FACT: Compositional Kernel Synthesis with a Three-Stage Agentic Workflow
LLM agents discover and compose CUTLASS kernels for 2.79x speedup on A100 GPUs...
Researchers Sina Heidari and Dimitrios S. Nikolopoulos from Virginia Tech have introduced FACT (Framework for Agentic CUTLASS Transpilation), a novel system that leverages large language model (LLM) agents to automatically synthesize and optimize GPU kernels for PyTorch models. The framework addresses a key bottleneck in deep learning: while vendor libraries like cuBLAS and CUTLASS offer strong baseline performance, they are limited to pre-defined optimizations. When these fall short, developers must hand-write CUDA or CUTLASS kernels—a process requiring deep expertise in GPU microarchitecture and C++ template metaprogramming.

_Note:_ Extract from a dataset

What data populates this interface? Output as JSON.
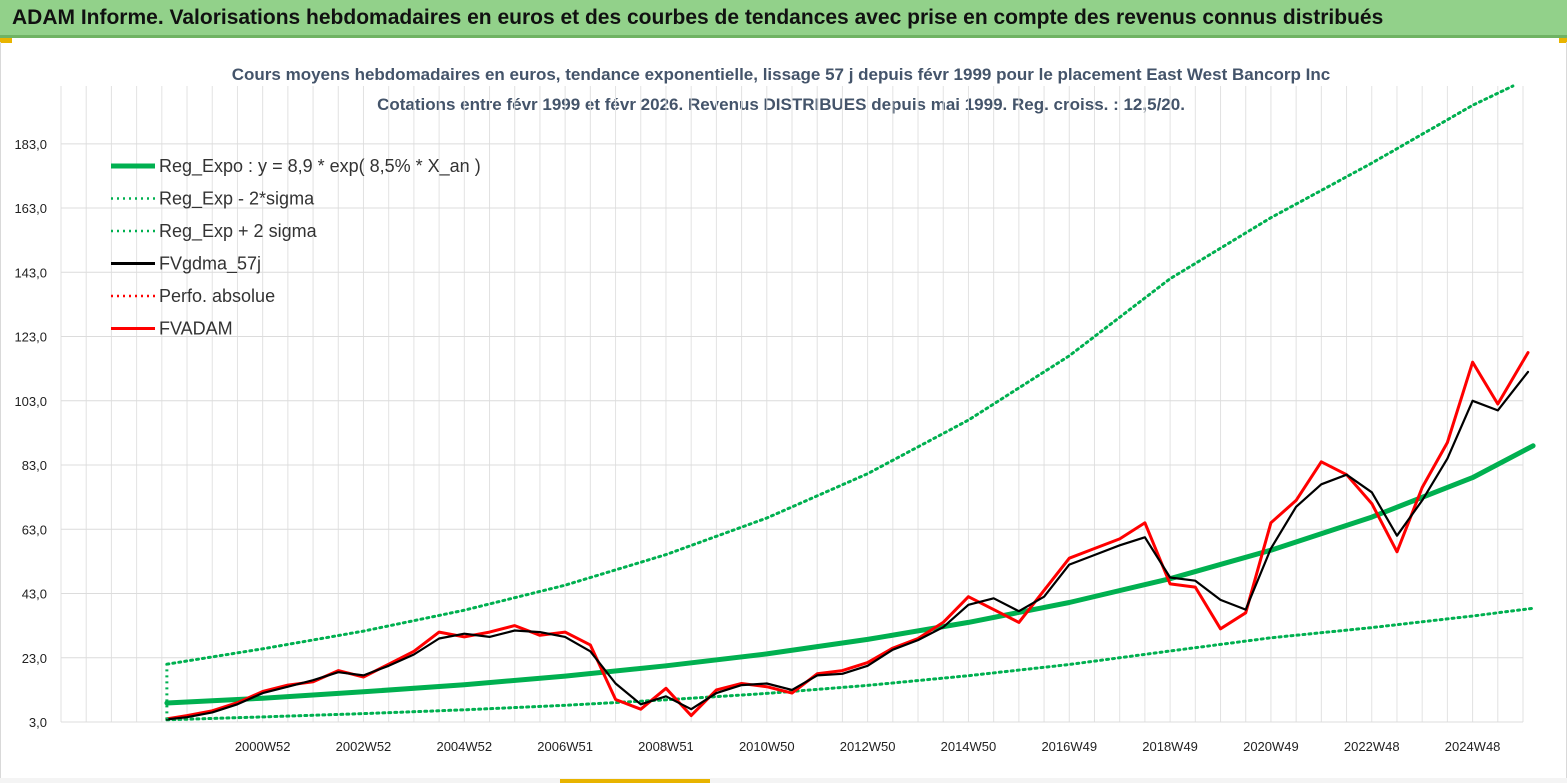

FACT operates through a three-stage pipeline. First, an LLM agent inspects the computational graph of a PyTorch model and matches subgraphs to optimization rules from an architecture-specific index. Second, each identified pattern is implemented as a CUTLASS kernel wrapped in a PyTorch extension, verified, and auto-tuned by sweeping parameters from the CUTLASS hierarchy. Finally, the optimized extensions are composed into a single module for end-to-end benchmarking. In tests on an NVIDIA A100 GPU, FACT delivered 1.06x–1.18x speedups on standard GEMM workloads and a striking 2.79x end-to-end speedup on a MiniGPT block by fusing multi-head attention with MLP GEMM+GELU operations.
- Three-stage agentic workflow: pattern discovery via LLM, CUTLASS kernel realization with auto-tuning, and pattern composition into a single module
- Achieved 2.79x end-to-end speedup on a MiniGPT block by fusing multi-head attention with MLP GEMM+GELU on NVIDIA A100
- Auto-tuned CUTLASS kernels improved over PyTorch cuBLAS baseline by 1.06x–1.18x on three GEMM workloads
Why It Matters
Automates GPU kernel optimization for PyTorch, reducing the expertise needed and enabling significant performance gains for production models.